— Как повернулась жизнь, — сказал он задумчиво и тоже скорее своим мыслям, чем мне. — Не попади я сюда, разве додумался бы? На нашем берегу, — «на нашем» он произнес с непередаваемой интонацией, — начинаешь или презирать философию, или наконец понимать, что она такое.
— И что она такое? — Я потянулся за египетскими. — Или вы из тех, кто презирает? Будете?
Николай Павлович воззрился на сигарету. Сперва он не мог сообразить, потом сообразил и рассердился.
— Поговорим об оплате, — сказал он, поднимаясь и становясь прежним Канцлером.
Так я и не узнал про философию.
Через пару дней я обедал с Аристидом Ивановичем и Вильегорским. Старики были в прекрасном настроении, благодушно подначивали друг друга, а со мной обращались с весёлым одобрением, как с лабораторным животным, которое исхитрилось не сдохнуть после серии важных опытов.
Разговаривали они преимущественно о своём, то и дело быстрой ядовитой репликой не давая мне расслабиться.
— Вы не выглядите победителем, — сказал Аристид Иванович.
— А кого я победил?
— Допустим, свою судьбу.
— ВЗЗДОРРР! ПО-БЕ-ДИТЬ СВОЮ СУДЬ-БУ? С ТАКИМ ЖЕ УС-ПЕ-ХОМ МОЖЖНО СА-МО-МУ СЕБЕ ОТ-ГРЫЗТЬ ГО-ЛО-ВУ.
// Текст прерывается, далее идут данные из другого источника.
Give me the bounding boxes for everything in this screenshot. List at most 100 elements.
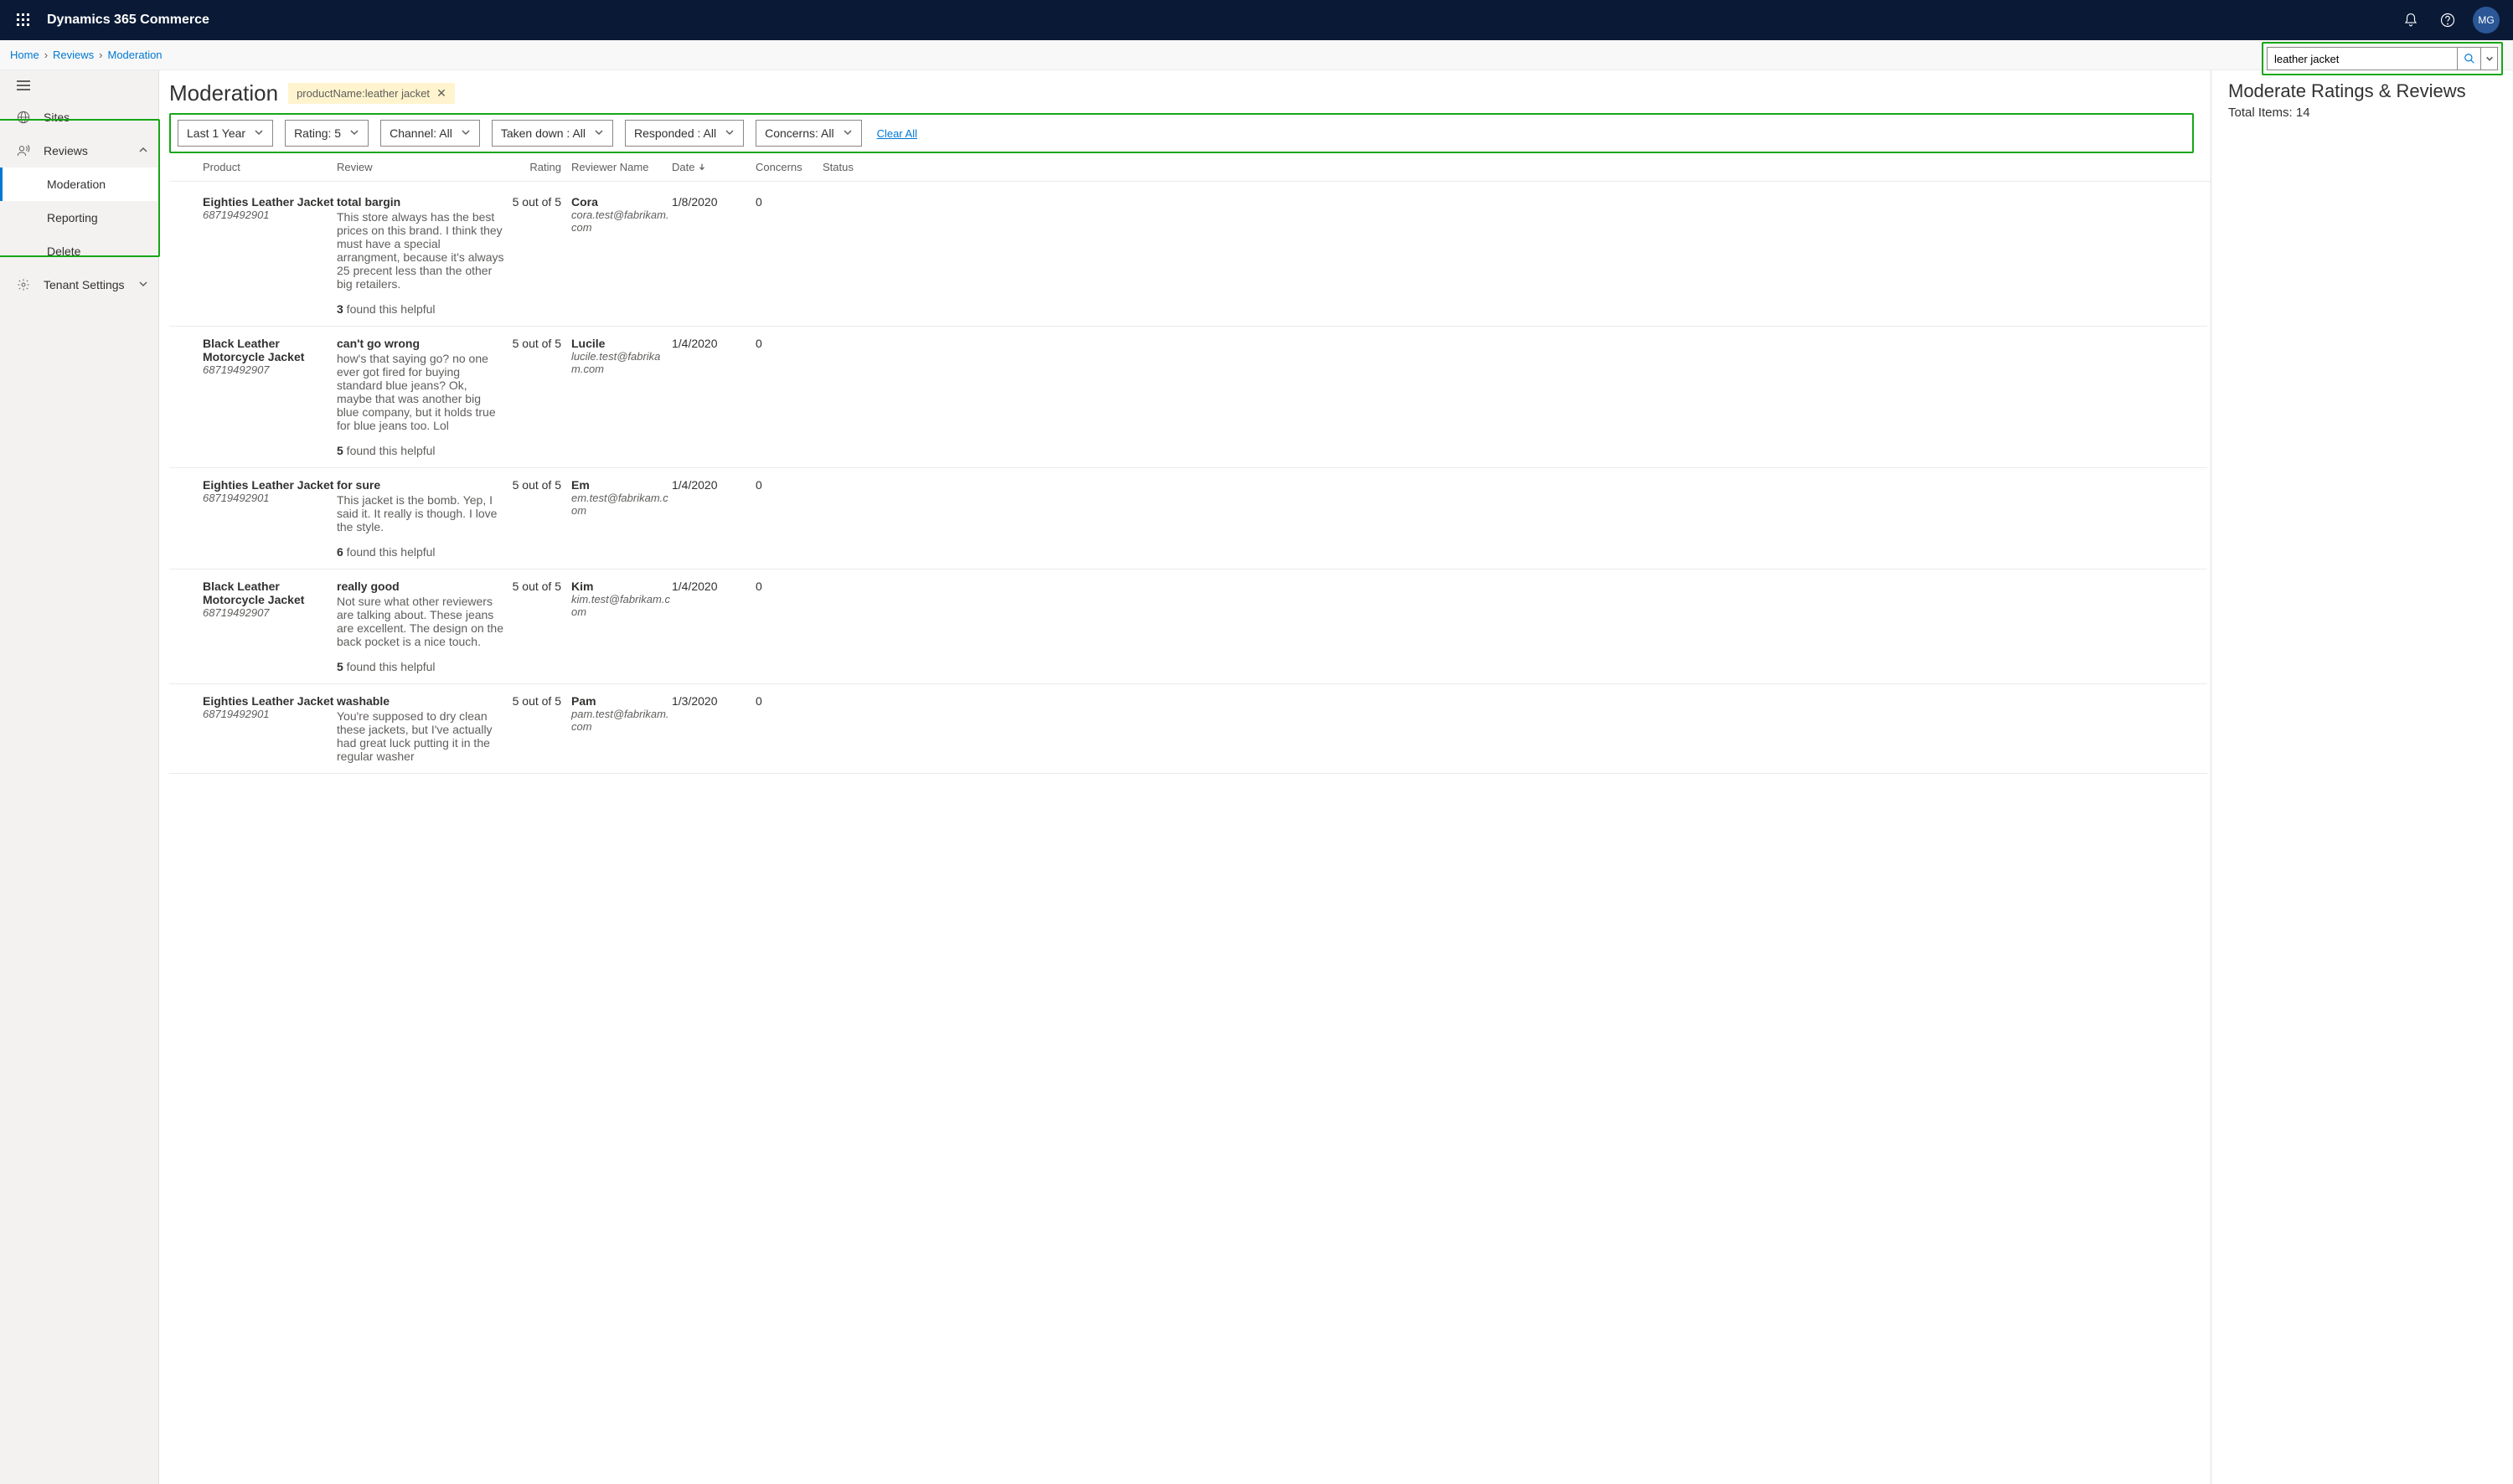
sort-down-icon: [694, 161, 706, 173]
page-title: Moderation: [169, 80, 278, 106]
review-date: 1/4/2020: [672, 478, 756, 559]
filter-responded[interactable]: Responded : All: [625, 120, 744, 147]
review-date: 1/4/2020: [672, 337, 756, 457]
col-date[interactable]: Date: [672, 161, 756, 173]
review-body: You're supposed to dry clean these jacke…: [337, 709, 504, 763]
review-body: This jacket is the bomb. Yep, I said it.…: [337, 493, 504, 533]
filters-highlight: Last 1 Year Rating: 5 Channel: All Taken…: [169, 113, 2194, 153]
sidebar-item-tenant-settings[interactable]: Tenant Settings: [0, 268, 158, 301]
review-title: for sure: [337, 478, 504, 492]
product-sku: 68719492901: [203, 492, 337, 504]
product-sku: 68719492907: [203, 363, 337, 376]
right-panel: Moderate Ratings & Reviews Total Items: …: [2211, 70, 2513, 1484]
status-value: [823, 478, 873, 559]
filter-channel[interactable]: Channel: All: [380, 120, 480, 147]
table-row[interactable]: Black Leather Motorcycle Jacket 68719492…: [169, 569, 2207, 684]
person-voice-icon: [17, 144, 30, 157]
review-title: total bargin: [337, 195, 504, 209]
col-status[interactable]: Status: [823, 161, 873, 173]
breadcrumb-reviews[interactable]: Reviews: [53, 49, 94, 61]
review-title: really good: [337, 580, 504, 593]
table-row[interactable]: Eighties Leather Jacket 68719492901 wash…: [169, 684, 2207, 774]
breadcrumb-home[interactable]: Home: [10, 49, 39, 61]
sidebar-item-delete[interactable]: Delete: [0, 234, 158, 268]
chevron-down-icon: [254, 126, 264, 140]
product-name: Eighties Leather Jacket: [203, 478, 337, 492]
sidebar-item-reviews[interactable]: Reviews: [0, 134, 158, 167]
chevron-down-icon: [594, 126, 604, 140]
notifications-icon[interactable]: [2392, 0, 2429, 40]
right-panel-title: Moderate Ratings & Reviews: [2228, 80, 2496, 102]
status-value: [823, 195, 873, 316]
search-dropdown-button[interactable]: [2481, 47, 2498, 70]
close-icon[interactable]: ✕: [436, 86, 446, 100]
sidebar: Sites Reviews Moderation Reporting Delet…: [0, 70, 159, 1484]
helpful-count: 3 found this helpful: [337, 302, 504, 316]
status-value: [823, 337, 873, 457]
search-box-highlight: [2262, 42, 2503, 75]
sidebar-item-label: Reviews: [44, 144, 88, 157]
product-sku: 68719492901: [203, 708, 337, 720]
table-row[interactable]: Black Leather Motorcycle Jacket 68719492…: [169, 327, 2207, 468]
review-body: This store always has the best prices on…: [337, 210, 504, 291]
table-body[interactable]: Eighties Leather Jacket 68719492901 tota…: [169, 185, 2207, 1484]
helpful-count: 5 found this helpful: [337, 444, 504, 457]
status-value: [823, 580, 873, 673]
reviewer-name: Pam: [571, 694, 672, 708]
reviewer-email: lucile.test@fabrikam.com: [571, 350, 672, 375]
col-review[interactable]: Review: [337, 161, 504, 173]
concerns-count: 0: [756, 478, 823, 559]
filter-date[interactable]: Last 1 Year: [178, 120, 273, 147]
review-date: 1/8/2020: [672, 195, 756, 316]
chevron-down-icon: [349, 126, 359, 140]
rating-value: 5 out of 5: [504, 694, 571, 763]
app-launcher-icon[interactable]: [7, 3, 40, 37]
avatar[interactable]: MG: [2473, 7, 2500, 33]
review-body: Not sure what other reviewers are talkin…: [337, 595, 504, 648]
total-items: Total Items: 14: [2228, 106, 2496, 120]
app-title: Dynamics 365 Commerce: [47, 13, 209, 28]
col-product[interactable]: Product: [203, 161, 337, 173]
sidebar-item-label: Delete: [47, 245, 80, 258]
concerns-count: 0: [756, 337, 823, 457]
search-input[interactable]: [2267, 47, 2458, 70]
reviewer-email: cora.test@fabrikam.com: [571, 209, 672, 234]
sub-bar: Home › Reviews › Moderation: [0, 40, 2513, 70]
clear-all-link[interactable]: Clear All: [877, 127, 917, 140]
rating-value: 5 out of 5: [504, 337, 571, 457]
hamburger-icon[interactable]: [0, 70, 158, 100]
product-sku: 68719492901: [203, 209, 337, 221]
search-button[interactable]: [2458, 47, 2481, 70]
col-reviewer[interactable]: Reviewer Name: [571, 161, 672, 173]
status-value: [823, 694, 873, 763]
col-rating[interactable]: Rating: [504, 161, 571, 173]
sidebar-item-label: Moderation: [47, 178, 106, 191]
sidebar-item-label: Tenant Settings: [44, 278, 125, 291]
sidebar-item-reporting[interactable]: Reporting: [0, 201, 158, 234]
concerns-count: 0: [756, 694, 823, 763]
help-icon[interactable]: [2429, 0, 2466, 40]
breadcrumb-moderation[interactable]: Moderation: [108, 49, 163, 61]
product-name: Eighties Leather Jacket: [203, 694, 337, 708]
sidebar-item-sites[interactable]: Sites: [0, 100, 158, 134]
filter-concerns[interactable]: Concerns: All: [756, 120, 861, 147]
product-name: Black Leather Motorcycle Jacket: [203, 580, 337, 606]
filter-taken-down[interactable]: Taken down : All: [492, 120, 613, 147]
table-row[interactable]: Eighties Leather Jacket 68719492901 tota…: [169, 185, 2207, 327]
concerns-count: 0: [756, 580, 823, 673]
chevron-down-icon: [461, 126, 471, 140]
gear-icon: [17, 278, 30, 291]
rating-value: 5 out of 5: [504, 580, 571, 673]
reviewer-name: Cora: [571, 195, 672, 209]
table-row[interactable]: Eighties Leather Jacket 68719492901 for …: [169, 468, 2207, 569]
helpful-count: 6 found this helpful: [337, 545, 504, 559]
reviewer-email: em.test@fabrikam.com: [571, 492, 672, 517]
col-concerns[interactable]: Concerns: [756, 161, 823, 173]
filter-chip-label: productName:leather jacket: [297, 87, 430, 100]
reviewer-email: kim.test@fabrikam.com: [571, 593, 672, 618]
sidebar-item-moderation[interactable]: Moderation: [0, 167, 158, 201]
chevron-down-icon: [138, 278, 148, 291]
review-date: 1/4/2020: [672, 580, 756, 673]
reviewer-name: Em: [571, 478, 672, 492]
filter-rating[interactable]: Rating: 5: [285, 120, 369, 147]
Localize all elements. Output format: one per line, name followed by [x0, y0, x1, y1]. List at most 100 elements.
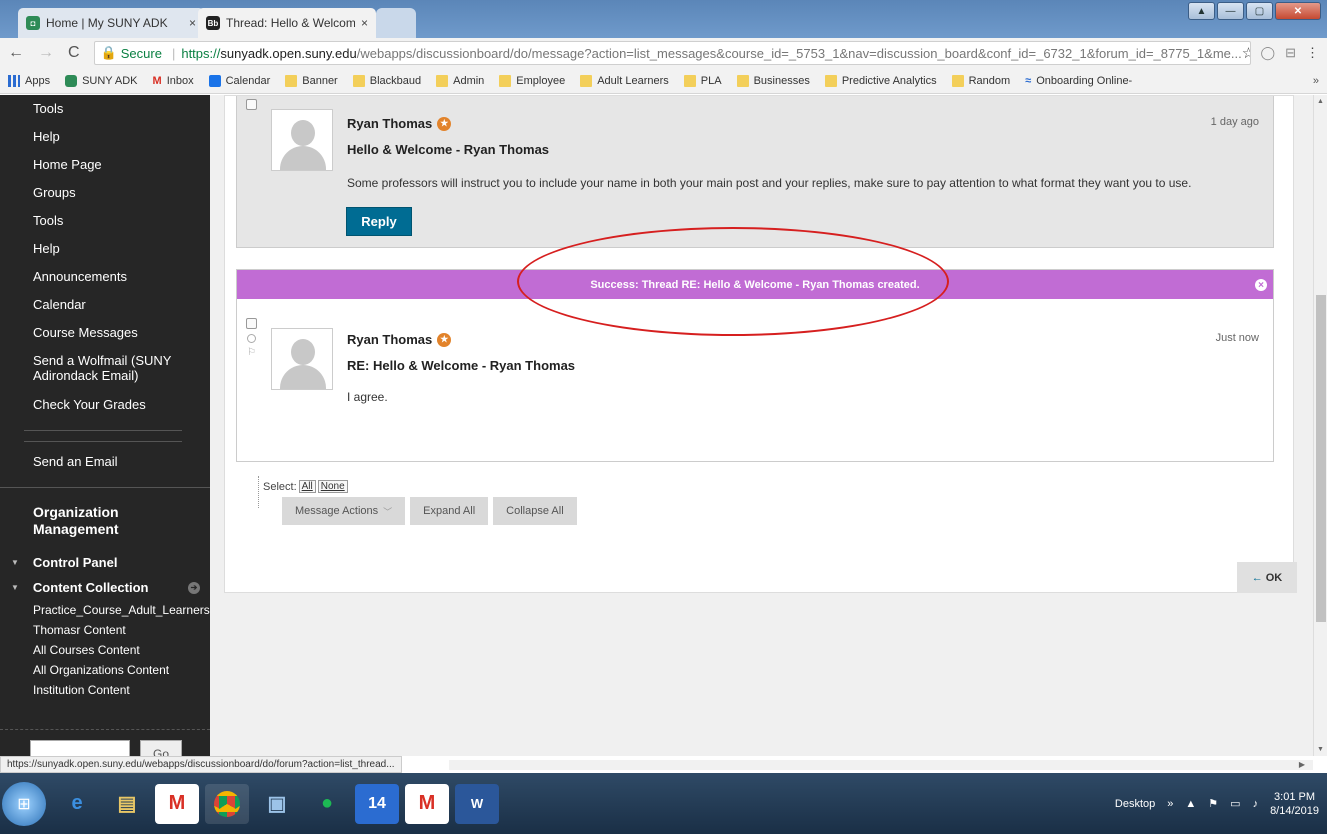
sidebar-item-tools[interactable]: Tools [0, 206, 210, 234]
sidebar-item-help[interactable]: Help [0, 234, 210, 262]
forward-icon[interactable]: → [38, 44, 54, 62]
tab-thread[interactable]: Bb Thread: Hello & Welcome × [198, 8, 376, 38]
gmail-taskbar-icon[interactable]: M [155, 783, 199, 824]
extension-icon[interactable]: ◯ [1261, 45, 1276, 61]
go-button[interactable]: Go [140, 740, 182, 756]
control-panel-toggle[interactable]: ▼ Control Panel [0, 550, 210, 575]
spotify-icon[interactable]: ● [305, 784, 349, 824]
bookmark-banner[interactable]: Banner [285, 74, 338, 87]
reload-icon[interactable]: C [68, 44, 80, 62]
folder-icon [951, 74, 964, 87]
collection-item[interactable]: Thomasr Content [0, 620, 210, 640]
remote-desktop-icon[interactable]: ▣ [255, 784, 299, 824]
bookmark-inbox[interactable]: M Inbox [153, 75, 194, 87]
url-separator: | [171, 45, 176, 61]
bookmark-calendar[interactable]: Calendar [208, 74, 270, 87]
horizontal-scrollbar[interactable]: ▶ [449, 760, 1313, 770]
collapse-all-button[interactable]: Collapse All [493, 497, 577, 525]
sidebar-item-send-email[interactable]: Send an Email [0, 447, 210, 475]
content-collection-label: Content Collection [32, 580, 149, 595]
sidebar-item-calendar[interactable]: Calendar [0, 290, 210, 318]
collection-item[interactable]: Practice_Course_Adult_Learners [0, 600, 210, 620]
bookmark-admin[interactable]: Admin [436, 74, 484, 87]
organization-management-title: Organization Management [33, 504, 119, 537]
sidebar-item-course-messages[interactable]: Course Messages [0, 318, 210, 346]
post-subject: Hello & Welcome - Ryan Thomas [347, 142, 550, 157]
flag-icon[interactable]: ⚐ [247, 347, 256, 358]
sidebar-item-tools[interactable]: Tools [0, 95, 210, 122]
tray-expand-icon[interactable]: ▲ [1185, 798, 1196, 810]
bookmark-apps[interactable]: Apps [8, 74, 50, 87]
bookmark-employee[interactable]: Employee [499, 74, 565, 87]
sidebar-item-announcements[interactable]: Announcements [0, 262, 210, 290]
sidebar-item-groups[interactable]: Groups [0, 178, 210, 206]
sidebar-item-home-page[interactable]: Home Page [0, 150, 210, 178]
bookmarks-more-icon[interactable]: » [1313, 75, 1319, 87]
message-checkbox[interactable] [246, 318, 257, 329]
bookmark-businesses[interactable]: Businesses [736, 74, 810, 87]
back-icon[interactable]: ← [8, 44, 24, 62]
volume-icon[interactable]: ♪ [1253, 798, 1259, 810]
bookmark-adult-learners[interactable]: Adult Learners [580, 74, 669, 87]
collection-search-input[interactable] [30, 740, 130, 756]
minimize-icon[interactable]: — [1217, 2, 1244, 20]
bookmark-onboarding[interactable]: ≈ Onboarding Online- [1025, 75, 1132, 87]
chrome-icon[interactable] [205, 783, 249, 824]
tab-close-icon[interactable]: × [361, 16, 368, 30]
reply-button[interactable]: Reply [346, 207, 412, 236]
internet-explorer-icon[interactable]: e [55, 784, 99, 824]
scroll-up-icon[interactable]: ▲ [1317, 98, 1324, 105]
message-radio[interactable] [247, 334, 256, 343]
calendar-icon [208, 74, 221, 87]
bookmark-random[interactable]: Random [951, 74, 1010, 87]
sidebar-item-help[interactable]: Help [0, 122, 210, 150]
folder-icon [436, 74, 449, 87]
sidebar-item-wolfmail[interactable]: Send a Wolfmail (SUNY Adirondack Email) [0, 346, 210, 390]
arrow-circle-icon[interactable]: ➔ [188, 581, 200, 594]
select-all-link[interactable]: All [298, 480, 316, 493]
flag-tray-icon[interactable]: ⚑ [1208, 797, 1218, 810]
scroll-down-icon[interactable]: ▼ [1317, 746, 1324, 753]
restore-icon[interactable]: ▢ [1246, 2, 1273, 20]
bookmark-predictive-analytics[interactable]: Predictive Analytics [824, 74, 937, 87]
bookmark-blackbaud[interactable]: Blackbaud [352, 74, 421, 87]
star-icon[interactable]: ☆ [1242, 44, 1250, 62]
message-actions-button[interactable]: Message Actions ﹀ [282, 497, 406, 525]
file-explorer-icon[interactable]: ▤ [105, 784, 149, 824]
collection-item[interactable]: All Organizations Content [0, 660, 210, 680]
vertical-scrollbar[interactable]: ▲ ▼ [1313, 95, 1327, 756]
scroll-right-icon[interactable]: ▶ [1299, 760, 1305, 769]
collection-item[interactable]: Institution Content [0, 680, 210, 700]
new-tab-button[interactable] [376, 8, 416, 38]
tab-home[interactable]: ◘ Home | My SUNY ADK × [18, 8, 204, 38]
url-field[interactable]: 🔒 Secure | https:// sunyadk.open.suny.ed… [93, 41, 1251, 65]
gmail-taskbar-icon[interactable]: M [405, 783, 449, 824]
calendar-taskbar-icon[interactable]: 14 [355, 783, 399, 824]
toolbar-chevron-icon[interactable]: » [1167, 798, 1173, 810]
network-icon[interactable]: ▭ [1230, 797, 1240, 810]
menu-icon[interactable]: ⋮ [1306, 45, 1319, 61]
bookmark-suny-adk[interactable]: SUNY ADK [65, 74, 138, 87]
close-window-icon[interactable]: ✕ [1275, 2, 1321, 20]
close-icon[interactable]: × [1255, 279, 1267, 291]
system-clock[interactable]: 3:01 PM 8/14/2019 [1270, 790, 1319, 818]
author-name: Ryan Thomas [347, 116, 433, 131]
tab-close-icon[interactable]: × [189, 16, 196, 30]
select-label: Select: [263, 480, 297, 493]
start-button-icon[interactable]: ⊞ [2, 781, 46, 826]
sidebar-item-check-grades[interactable]: Check Your Grades [0, 390, 210, 418]
user-icon[interactable]: ▲ [1188, 2, 1215, 20]
ok-button[interactable]: ← OK [1237, 562, 1297, 593]
content-collection-toggle[interactable]: ▼ Content Collection ➔ [0, 575, 210, 600]
collection-item[interactable]: All Courses Content [0, 640, 210, 660]
message-checkbox[interactable] [246, 99, 257, 110]
expand-all-button[interactable]: Expand All [410, 497, 489, 525]
desktop-toolbar-label[interactable]: Desktop [1115, 798, 1155, 810]
scroll-thumb[interactable] [1316, 295, 1326, 622]
tab-title: Thread: Hello & Welcome [226, 16, 355, 30]
select-none-link[interactable]: None [317, 480, 348, 493]
word-icon[interactable]: W [455, 783, 499, 824]
folder-icon [352, 74, 365, 87]
bookmark-pla[interactable]: PLA [683, 74, 722, 87]
pdf-extension-icon[interactable]: ⊟ [1285, 45, 1296, 61]
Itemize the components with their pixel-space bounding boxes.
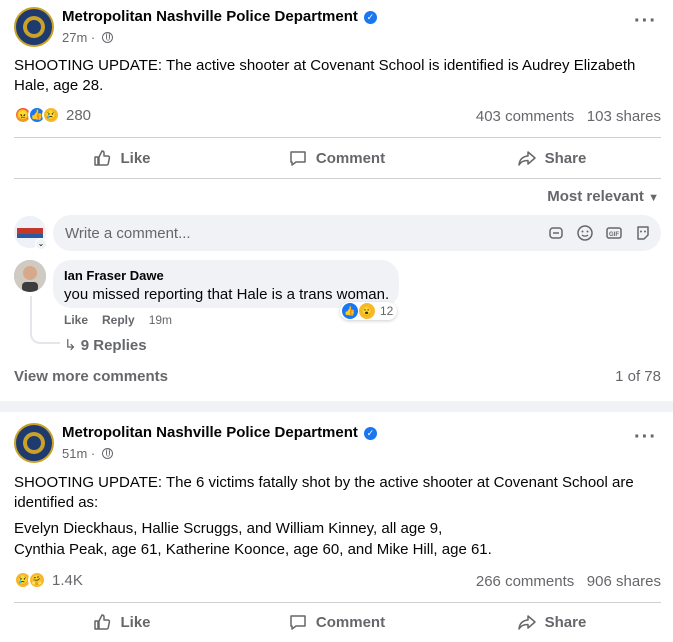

— Но лапу, например, отгрызть можно?
— Поверьте, ничего я себе не отгрызал.
— Было бы что, — фыркнул Аристид Иванович. — Вильегорский, вот если бы вы не сунулись… Нечего смеяться, молодой человек. Лучше бы трепетали.
— Я трепещу, трепещу. Разве не видно?
— Нет. Вы даже трепетать как положено не умеете.
— НЕЛЬЗЯ СКАЗАТЬ, ЧТО ЭТО НЕ ПРИВВ-ЛЕ-КА-ЕТ.
— Да, я привлекательный.
— ВЫ СМЕШШШНОЙ.
— Наконец-то вы меня раскусили.
— А правда, Разноглазый, — ухмыляется Аристид Иванович, — вы чему-нибудь научились?
— А как же. В профессиональном и личном плане.
Теперь ухмыляется Вильегорский.
— ВИДЕТЬ СНЫ — ЭТО ЕЩЁ НЕ КА-ТА-СТРО-ФА?
Я собираюсь сказать, что в любом случае выработал иммунитет к катастрофам, но говорю так:
— Катастрофа — дело наживное.
Сон, который мне приснился, мог быть и вещим — в таком случае меня ждала долгая счастливая жизнь.
Я стоял посреди великолепной пустыни и, хотя глазами не видел ничего, кроме песка и неба, сердцем угадывал недалёкое — всего лишь за линией горизонта — присутствие воды, травы и певчих птиц. Я мог пойти туда, а мог не пойти: меня не жгло желание удостовериться. Я и без того знал, что они есть: вода, трава, птицы.
Я сидел, пересыпал в руках песок, песчинки казались микроскопическими фигурками людей. Мне редко бывало так хорошо.
Прямо из сна, толкнув дверь, я вышел на улицу. Подморозило, и небо расчистилось. Усатый дворник, опираясь на лопату, пил молоко из бутылки. Почему-то он был один, отбился от своих буйных собратьев, и это зрелище заворожило меня своей нереальностью. Лопата — грозное, остро заточенное оружие дворников, оставлявшее отвратительные шрамы — сейчас выглядела просто лопатой, молоко в бутылке было мирным, белым-белым, а сам дворник глазел на небо и улыбался в усы.
— Эй, — позвал я. — Сколько дней до Армагеддона?
— Ты чего, мужик? — сказал он. — Армагеддон был вчера.